Monday, May 02, 2005

how come the good stuff never happens to me?

The other night I was watching the news and there was a report about a new cancer pill that patients could take, which is supposed to eliminate the inconvenient nausea, vomiting and hair loss that chemo causes. This caught my attention. What? No heaving vomiting? No hair falling out in clumps? No opportuninty to wear flattering scarves over the baldness; scarves that could mean only one thing – you had cancer? How would strangers know you were sick? How would they know you were special and possibly dying?

I had cancer once, over 10 years ago. It’s almost embarrassing really; cervical cancer just doesn’t have the cachet of say, bone cancer or pancreatic cancer. Cervical cancer is like having skin cancer; it's easily removed and the death rate is pretty low. There was no chemo nor radiation, no hair loss, none of that. About the only real benefit to having had cervical cancer was the hysterectomy, so I haven't had a period in a long time. I asked the doctor to keep my ovaries, which I wanted to keep for purely financial reasons. Being the skinflint I am, it only made sense for me to continue to make the estrogen myself instead of paying the greedy pharmaceutical manufacturers for their fake estrogen product for the next 15 years or so. He agreed but I'm a little surprised this option wasn't offered to me, which makes me wonder if these guys are on some kind of kick-back program with the manufacturer of Premarin.

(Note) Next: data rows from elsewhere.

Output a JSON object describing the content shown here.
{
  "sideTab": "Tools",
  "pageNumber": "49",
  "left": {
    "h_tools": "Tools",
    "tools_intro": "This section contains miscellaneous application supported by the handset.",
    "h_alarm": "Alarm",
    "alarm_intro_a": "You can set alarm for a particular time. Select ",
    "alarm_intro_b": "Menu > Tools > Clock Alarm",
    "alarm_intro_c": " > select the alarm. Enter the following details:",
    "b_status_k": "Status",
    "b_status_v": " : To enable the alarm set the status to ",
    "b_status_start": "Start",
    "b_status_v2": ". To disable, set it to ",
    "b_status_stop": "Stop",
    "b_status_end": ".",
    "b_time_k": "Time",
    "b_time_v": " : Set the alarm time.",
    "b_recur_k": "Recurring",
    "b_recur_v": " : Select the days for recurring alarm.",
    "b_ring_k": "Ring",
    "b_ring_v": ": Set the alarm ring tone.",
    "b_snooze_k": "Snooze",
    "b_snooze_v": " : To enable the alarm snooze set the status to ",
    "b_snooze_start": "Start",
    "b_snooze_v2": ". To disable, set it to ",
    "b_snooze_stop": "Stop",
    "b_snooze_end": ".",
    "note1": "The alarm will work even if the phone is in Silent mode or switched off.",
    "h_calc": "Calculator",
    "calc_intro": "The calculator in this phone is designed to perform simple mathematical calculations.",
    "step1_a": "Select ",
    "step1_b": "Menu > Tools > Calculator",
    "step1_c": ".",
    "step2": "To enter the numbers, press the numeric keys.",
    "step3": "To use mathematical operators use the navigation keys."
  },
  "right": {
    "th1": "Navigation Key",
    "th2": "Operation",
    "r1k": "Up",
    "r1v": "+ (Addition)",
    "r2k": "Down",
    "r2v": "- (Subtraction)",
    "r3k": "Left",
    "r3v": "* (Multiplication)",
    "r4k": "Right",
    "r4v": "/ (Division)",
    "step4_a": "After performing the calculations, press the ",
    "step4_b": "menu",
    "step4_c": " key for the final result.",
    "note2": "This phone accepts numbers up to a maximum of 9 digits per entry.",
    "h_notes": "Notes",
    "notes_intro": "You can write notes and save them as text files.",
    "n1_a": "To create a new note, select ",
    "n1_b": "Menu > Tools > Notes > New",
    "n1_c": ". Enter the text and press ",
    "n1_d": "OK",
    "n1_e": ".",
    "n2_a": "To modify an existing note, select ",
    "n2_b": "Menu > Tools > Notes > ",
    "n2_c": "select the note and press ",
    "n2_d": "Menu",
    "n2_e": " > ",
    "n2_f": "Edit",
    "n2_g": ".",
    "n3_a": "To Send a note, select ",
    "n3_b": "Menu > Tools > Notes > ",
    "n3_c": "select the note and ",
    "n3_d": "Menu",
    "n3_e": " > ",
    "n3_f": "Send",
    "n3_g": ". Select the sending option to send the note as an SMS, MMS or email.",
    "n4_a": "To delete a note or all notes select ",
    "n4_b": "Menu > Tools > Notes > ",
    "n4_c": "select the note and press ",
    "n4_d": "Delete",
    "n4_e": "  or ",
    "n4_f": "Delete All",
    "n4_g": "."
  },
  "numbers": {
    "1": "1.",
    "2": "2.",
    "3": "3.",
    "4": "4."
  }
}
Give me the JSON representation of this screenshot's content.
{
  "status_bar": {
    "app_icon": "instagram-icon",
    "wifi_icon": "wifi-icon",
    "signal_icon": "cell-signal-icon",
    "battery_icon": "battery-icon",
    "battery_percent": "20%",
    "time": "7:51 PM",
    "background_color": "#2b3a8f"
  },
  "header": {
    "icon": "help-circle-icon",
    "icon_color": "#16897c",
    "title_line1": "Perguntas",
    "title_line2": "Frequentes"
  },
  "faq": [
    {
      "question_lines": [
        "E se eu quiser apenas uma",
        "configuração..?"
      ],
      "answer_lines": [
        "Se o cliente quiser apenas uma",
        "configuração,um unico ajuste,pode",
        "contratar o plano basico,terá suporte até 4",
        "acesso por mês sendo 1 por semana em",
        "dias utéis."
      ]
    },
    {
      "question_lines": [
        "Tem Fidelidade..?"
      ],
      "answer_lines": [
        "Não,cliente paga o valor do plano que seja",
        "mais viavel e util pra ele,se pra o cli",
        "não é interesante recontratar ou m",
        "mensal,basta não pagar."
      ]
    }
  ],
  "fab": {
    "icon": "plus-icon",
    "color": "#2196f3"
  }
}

During the surgery to rip out the uterus, the ovaries have to be removed also. Apparently (and this is what continues to baffle me), the ovaries are re-attached to your body, right there in the gaping cavity left by the departed uterus. There they miraculously start up their little estrogen-producing process again, like a factory shipped overseas. It's cool the way the body works, and I wonder if my ovaries would still do their thing if, for example, they were reattached in another area of my body - like the backs of my eyeballs or to the spinal column.

Over the years, my little overseas factories have continued to provide me with the female hormones needed to ward off heart attacks, without enduring the increasingly painful and heavy periods the rest of my peri-menopausal gender are having. Without these physical markers of impending menopause, I chug along pretty much unaware of what's going on down there. Sometimes I think I'm having a hot flash, but most times I'm probably just sweaty. Sure I'm cranky - but that's normal for me. As a result, I'm beginning to feel cheated out of the whole experience. Where's my chance to be miserable? What happened to my chance to complain about having yet another period this month? Is this my fate in life - to just miss out on the things that others take for granted?

Yes, I've had cancer, but it was the non-lifethreatening kind. Sure I had major surgery, but missed out on chemotherapy and the opportuninty to generate looks of pity in strangers' faces when noticing my head scarf. Now I'm missing out on PERI-MENOPAUSE and I'm afraid I may miss out on most of the menopausal symptoms too. And to top it all off, they now tell me that future cancer treatments can be relatively pain-free. So here's what I've decided: If I ever have cancer again and they offer me this pill, I will say "No thanks. I prefer that you drip poison chemotherapy agents into my veins so as to cause the most pain and discomfort as humanly possible." Go ahead, call me perverse. Or masochistic. I know you want to. But I'll bet a little-bitty part of yourselves knows exactly what I'm talking about. You may even have your own head scarf picked out, just in case, like I do.